Application of magnesia-chrome bricks in lead smelting industry kilns

The requirements for refractory materials in lead smelting are relatively complex. They must have sufficient high temperature resistance and certain high-temperature mechanical strength. At the same time, they must have good resistance to slag erosion and resistance to slag and flue gas scouring. Therefore, the selection of refractory materials in the furnace is very strict. Therefore, magnesia-chrome bricks are mainly selected in its high-temperature working area. The selection of refractory materials in the working area (furnace wall and furnace top) in the furnace chamber of the lead smelting furnace is divided into two areas, one is the magnesia-chrome bricks in the molten pool area (especially the slag line area), and the other is the magnesia-chrome bricks in the meteorological area.

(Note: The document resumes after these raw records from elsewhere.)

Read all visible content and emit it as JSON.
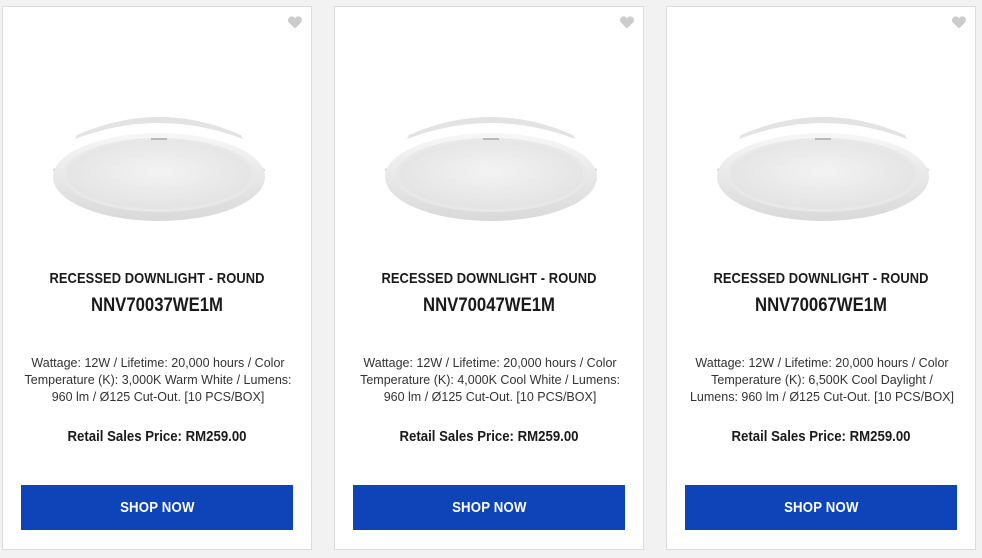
{
  "colors": {
    "accent": "#0e44b8",
    "favorite_icon": "#cccccc",
    "card_border": "#dcdcdc"
  },
  "products": [
    {
      "type": "RECESSED DOWNLIGHT - ROUND",
      "model": "NNV70037WE1M",
      "description": "Wattage: 12W / Lifetime: 20,000 hours / Color Temperature (K): 3,000K Warm White / Lumens: 960 lm / Ø125 Cut-Out. [10 PCS/BOX]",
      "price": "Retail Sales Price: RM259.00",
      "button": "SHOP NOW",
      "favorite_icon": "heart-icon"
    },
    {
      "type": "RECESSED DOWNLIGHT - ROUND",
      "model": "NNV70047WE1M",
      "description": "Wattage: 12W / Lifetime: 20,000 hours / Color Temperature (K): 4,000K Cool White / Lumens: 960 lm / Ø125 Cut-Out. [10 PCS/BOX]",
      "price": "Retail Sales Price: RM259.00",
      "button": "SHOP NOW",
      "favorite_icon": "heart-icon"
    },
    {
      "type": "RECESSED DOWNLIGHT - ROUND",
      "model": "NNV70067WE1M",
      "description": "Wattage: 12W / Lifetime: 20,000 hours / Color Temperature (K): 6,500K Cool Daylight / Lumens: 960 lm / Ø125 Cut-Out. [10 PCS/BOX]",
      "price": "Retail Sales Price: RM259.00",
      "button": "SHOP NOW",
      "favorite_icon": "heart-icon"
    }
  ]
}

01 Molten pool area in the furnace

The refractory bricks in the molten pool area (especially the slag line area) will be corroded and washed by the slag. The composition of lead smelting slag is relatively complex, and high-aluminum refractory materials will participate in the slag-making reaction. Therefore, it is inappropriate to use high-aluminum refractory bricks. Magnesia-chrome refractory bricks should be used. At the same time, considering the slag corrosion and scouring resistance of refractory bricks, electric melting recombination magnesia-chrome bricks should be used. Bricks of this material are better than semi-recombined magnesia-chrome bricks in slag corrosion resistance. Increasing the content of Cr2O3 can improve the slag corrosion resistance of bricks, so try to choose magnesia-chrome bricks with a higher Cr2O3 content.

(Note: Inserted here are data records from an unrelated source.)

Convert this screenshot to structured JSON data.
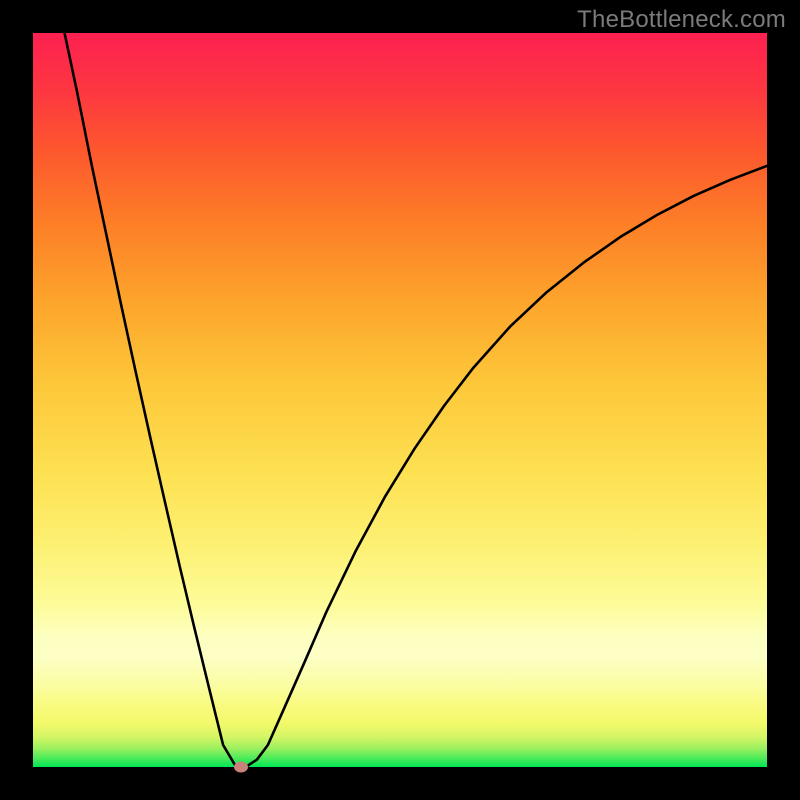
{
  "watermark": "TheBottleneck.com",
  "chart_data": {
    "type": "line",
    "title": "",
    "xlabel": "",
    "ylabel": "",
    "xlim": [
      0,
      100
    ],
    "ylim": [
      0,
      100
    ],
    "background_gradient": {
      "direction": "vertical-bottom-to-top",
      "colors": [
        "#00e756",
        "#fdffc5",
        "#fdc83a",
        "#fd572e",
        "#fd2050"
      ]
    },
    "series": [
      {
        "name": "bottleneck-curve",
        "color": "#000000",
        "x": [
          4.3,
          6,
          8,
          10,
          12,
          14,
          16,
          18,
          20,
          22,
          24,
          25.9,
          27.5,
          28.3,
          29.2,
          30.5,
          32,
          34,
          37,
          40,
          44,
          48,
          52,
          56,
          60,
          65,
          70,
          75,
          80,
          85,
          90,
          95,
          100
        ],
        "y": [
          100,
          92,
          82,
          72.5,
          63,
          53.8,
          44.8,
          36,
          27.3,
          18.9,
          10.7,
          3.0,
          0.3,
          0.0,
          0.15,
          1.0,
          3.0,
          7.5,
          14.3,
          21.2,
          29.5,
          36.9,
          43.4,
          49.2,
          54.4,
          60.0,
          64.7,
          68.7,
          72.2,
          75.2,
          77.8,
          80.0,
          81.9
        ]
      }
    ],
    "marker": {
      "x": 28.3,
      "y": 0.0,
      "color": "#c9827a"
    }
  }
}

02 Meteorological zone in the furnace

The refractory bricks in the meteorological zone will not be corroded by slag, but only by a small amount of splashing erosion from the molten edge and scouring of dusty flue gas. Therefore, magnesia-chrome bricks with a lower Cr2O3 content can be selected.

The magnesia-chrome bricks used in the lead reduction furnace of a domestic factory used direct-bonded magnesia-chrome bricks with a high content of Cr2O3 in the early stage of production. The magnesia-chrome bricks in the meteorological zone had no metal and slag on the surface, the bricks were broken into two sections, and the structure was loose. According to the analysis results, it was judged that the Fe3+ and Fe2+ in the refractory bricks were reduced to elemental Fe in large quantities, resulting in a loose brick structure. Therefore, during maintenance, fused re-bonded magnesia-chrome bricks with a low content of Cr2O3 (Cr2O3 containing 12% S) were used. The main reason for this improvement is that the apparent porosity of fused re-bonded magnesia-chrome bricks is low, and at the same time, the content of Fe3+ and Fe2+ in the refractory bricks is reduced, so that it is more suitable for the strong reducing atmosphere in the meteorological zone and prolongs the service life. After switching to this type of fused re-bonded magnesia grid bricks, the service life has been greatly extended and good results have been achieved.

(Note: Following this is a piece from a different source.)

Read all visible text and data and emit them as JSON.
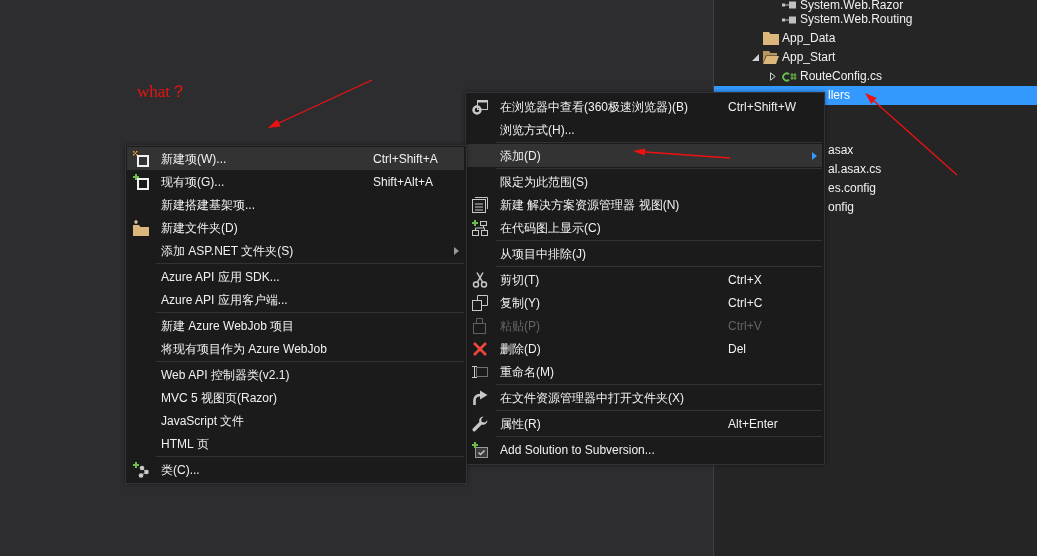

In order to ensure the normal operation of metallurgical furnaces, ensure a reasonable furnace life, and enable enterprises to obtain economic benefits, correct and reasonable refractory design is also necessary, including structural design, expansion calculation, and masonry heating and baking, which all affect the normal use of refractory materials. Therefore, on the basis of existing development, it is necessary to further study and improve the erosion resistance, slag erosion resistance, stress analysis, baking system and other aspects of refractory materials. It requires the joint efforts of refractory suppliers, design units and users in many aspects to achieve better application effects of refractory materials.